Susan is the author of Jasmine Zumideh Needs a Win out November 2022.
1. If you could travel back in time, (assuming there’d be no risk to yourself or changing the course of history) where and when and why would you go?
If I could travel back in time, I’d visit Tehran, Iran in the early 1920s, when my grandmother, Navob was a princess in the Qajar Dynasty, which ruled the Persian Empire from 1742 – to 1925. To be clear, she was not Princess Kate with a tiara or anything. Her father, Ahmad Shah Qajar, had many wives and children, but she did reside on the grounds of the Golestan Palace with him.
2. Your book is set during the fall of 1979. What fascinates you most about this time period?
My book is set in the year the Iran Hostage Crisis exploded across the nightly news and made Iran — which had once signed a Treaty of Friendship with the United States in the late 1860s — and Iranians into pariahs. After the country’s revolution, during which the last king (or “shah”) was overthrown by a religious leader (called the “ayatollah”), dissident students seized the United States embassy in Tehran and took all the American employees hostage. Their rationale: the U.S. had accepted the despised Reza Shah Pahlavi for cancer treatment. Following a failed rescue attempt in 1979, all the hostages were finally released in 1981.
In fact, the 2012 movie Argo was about the rescue of several hostages holed up in the Canadian embassy! The movie was based on an article in Wired magazine entitled, “The Great Escape: How the CIA Used a Fake Sci-Fi Flick to Rescue Americans from Tehran.”
I chose this time period so that my lead character, Jasmine Zumideh, would have to reckon with her heritage in a way she never has before when her opponent for senior class president stirs up anti-Iranian hysteria at school following the crisis.
3. What elements of this time period do we still see today?
Anti-Middle Eastern and Iranian sentiments are still with us, as well as the 24-hour news cycle, which was ushered in by Nightline, a nightly newscast that delivered daily, breathless updates on the hostage crisis; it stayed on the air for twenty years.
Plus, bell-bottom jeans, hoop earrings, and platform shoes.
4. What kind of insights do you think teens from this time period have?

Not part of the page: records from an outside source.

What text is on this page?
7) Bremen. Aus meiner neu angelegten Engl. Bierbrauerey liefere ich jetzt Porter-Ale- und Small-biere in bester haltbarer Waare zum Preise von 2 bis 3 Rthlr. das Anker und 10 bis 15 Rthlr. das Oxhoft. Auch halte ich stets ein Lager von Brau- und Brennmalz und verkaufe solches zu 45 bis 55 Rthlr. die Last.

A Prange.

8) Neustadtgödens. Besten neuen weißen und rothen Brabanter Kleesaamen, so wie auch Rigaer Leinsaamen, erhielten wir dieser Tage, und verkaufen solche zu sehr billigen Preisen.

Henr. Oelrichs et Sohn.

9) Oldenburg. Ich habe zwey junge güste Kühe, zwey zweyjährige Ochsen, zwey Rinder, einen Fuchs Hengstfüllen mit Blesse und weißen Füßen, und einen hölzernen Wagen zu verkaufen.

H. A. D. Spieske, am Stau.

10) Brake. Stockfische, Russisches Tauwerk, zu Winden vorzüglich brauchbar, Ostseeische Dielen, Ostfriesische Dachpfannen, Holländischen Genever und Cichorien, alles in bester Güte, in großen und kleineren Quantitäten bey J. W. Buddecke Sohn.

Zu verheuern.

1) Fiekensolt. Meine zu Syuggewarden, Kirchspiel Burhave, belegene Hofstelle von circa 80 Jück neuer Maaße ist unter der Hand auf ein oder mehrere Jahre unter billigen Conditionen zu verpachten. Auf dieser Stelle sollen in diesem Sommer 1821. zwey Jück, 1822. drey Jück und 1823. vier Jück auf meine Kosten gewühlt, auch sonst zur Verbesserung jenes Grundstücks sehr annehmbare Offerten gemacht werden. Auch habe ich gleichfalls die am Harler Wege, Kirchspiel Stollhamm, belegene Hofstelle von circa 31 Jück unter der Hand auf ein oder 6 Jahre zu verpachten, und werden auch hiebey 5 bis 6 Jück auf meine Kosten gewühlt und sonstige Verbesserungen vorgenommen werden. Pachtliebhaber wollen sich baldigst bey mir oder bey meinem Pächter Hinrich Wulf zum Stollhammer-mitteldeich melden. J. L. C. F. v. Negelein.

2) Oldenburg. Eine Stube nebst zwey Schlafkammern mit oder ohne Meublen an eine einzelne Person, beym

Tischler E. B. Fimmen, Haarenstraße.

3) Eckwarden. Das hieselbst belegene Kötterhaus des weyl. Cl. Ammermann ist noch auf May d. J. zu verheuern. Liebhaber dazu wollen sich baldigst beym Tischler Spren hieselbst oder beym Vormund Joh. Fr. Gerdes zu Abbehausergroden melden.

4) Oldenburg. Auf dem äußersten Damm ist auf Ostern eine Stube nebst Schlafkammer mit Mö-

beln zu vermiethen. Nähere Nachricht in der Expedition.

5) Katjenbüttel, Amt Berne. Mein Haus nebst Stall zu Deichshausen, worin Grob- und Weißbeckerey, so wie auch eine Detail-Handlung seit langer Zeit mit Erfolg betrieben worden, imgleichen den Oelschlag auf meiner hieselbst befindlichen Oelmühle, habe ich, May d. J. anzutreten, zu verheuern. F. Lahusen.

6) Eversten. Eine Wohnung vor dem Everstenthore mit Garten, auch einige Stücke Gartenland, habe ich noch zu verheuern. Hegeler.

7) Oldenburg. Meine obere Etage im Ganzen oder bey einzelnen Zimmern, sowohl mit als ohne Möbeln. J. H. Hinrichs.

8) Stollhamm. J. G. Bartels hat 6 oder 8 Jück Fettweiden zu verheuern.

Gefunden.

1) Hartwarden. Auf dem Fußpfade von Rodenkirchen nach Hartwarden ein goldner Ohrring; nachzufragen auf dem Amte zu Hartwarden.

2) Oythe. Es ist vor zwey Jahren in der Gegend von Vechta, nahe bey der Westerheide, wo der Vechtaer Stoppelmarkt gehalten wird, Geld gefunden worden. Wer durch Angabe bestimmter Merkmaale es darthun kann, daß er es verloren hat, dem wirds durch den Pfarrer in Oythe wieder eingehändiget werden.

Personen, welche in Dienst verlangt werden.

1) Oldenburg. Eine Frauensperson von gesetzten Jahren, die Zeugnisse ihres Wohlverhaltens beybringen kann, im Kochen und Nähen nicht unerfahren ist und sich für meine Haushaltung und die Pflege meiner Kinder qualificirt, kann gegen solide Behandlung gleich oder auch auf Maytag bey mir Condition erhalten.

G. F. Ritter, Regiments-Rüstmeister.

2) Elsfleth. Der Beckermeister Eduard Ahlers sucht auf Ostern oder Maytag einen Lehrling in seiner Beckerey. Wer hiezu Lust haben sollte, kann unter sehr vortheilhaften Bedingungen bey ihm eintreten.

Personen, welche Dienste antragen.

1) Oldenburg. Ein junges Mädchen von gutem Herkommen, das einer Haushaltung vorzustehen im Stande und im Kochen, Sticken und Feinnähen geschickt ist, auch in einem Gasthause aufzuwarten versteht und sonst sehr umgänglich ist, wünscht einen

Teens of the late 70s/early 80s did not have the helicopter parents of today. They had to figure most things out for themselves, which did foster a certain amount of independence and self-discovery. There was no social media, so they didn’t see highly curated online personas to which they might have felt they could never measure up. And because they weren’t online, they had to connect more IRL — or spend hours talking on the phone…like, a landline with a cord and everything!
5. Is there an historical tidbit that didn’t make it in the book, but is super interesting?
There were a string of kooky, 1970 fad diets I omitted because they might send the wrong message to young readers, but they were hilariously ridiculous: The Stewardess Diet, which consists of a hard-boiled egg and a piece of Melba toast, plus all the coffee, tea or Sanka you can stomach; or the Grapefruit Diet in which a half a grapefruit is eaten with every meal to burn away unwanted fat (it doesn’t).
6. What’s your favorite historical fiction (any age!)
I loved The Black Kids by Christina Hammonds Reed, about a black student at an elite, white high school during the 1993 Los Angeles uprising; The Miniaturist by Jessie Burton, about a young women’s attempt to survive a loveless arranged marriage in the late 17th century Netherland’s; I, Claudius by Robert Graves is a classic, and I didn’t read it but adored the Wolf Hall limited series. And a very funny Netflix series with a lightly satirical tone and political backdrop similar to Jasmine Zumideh (but set in Ireland during the Irish “troubles”) is Derry Girls.
7. What are you working on right now?
Sadly, I’m not working on another book of historical fiction but a YA contemporary about a brother and sister who have never met, joining together to find the father they never knew — coming Fall 2023 from Wednesday Books.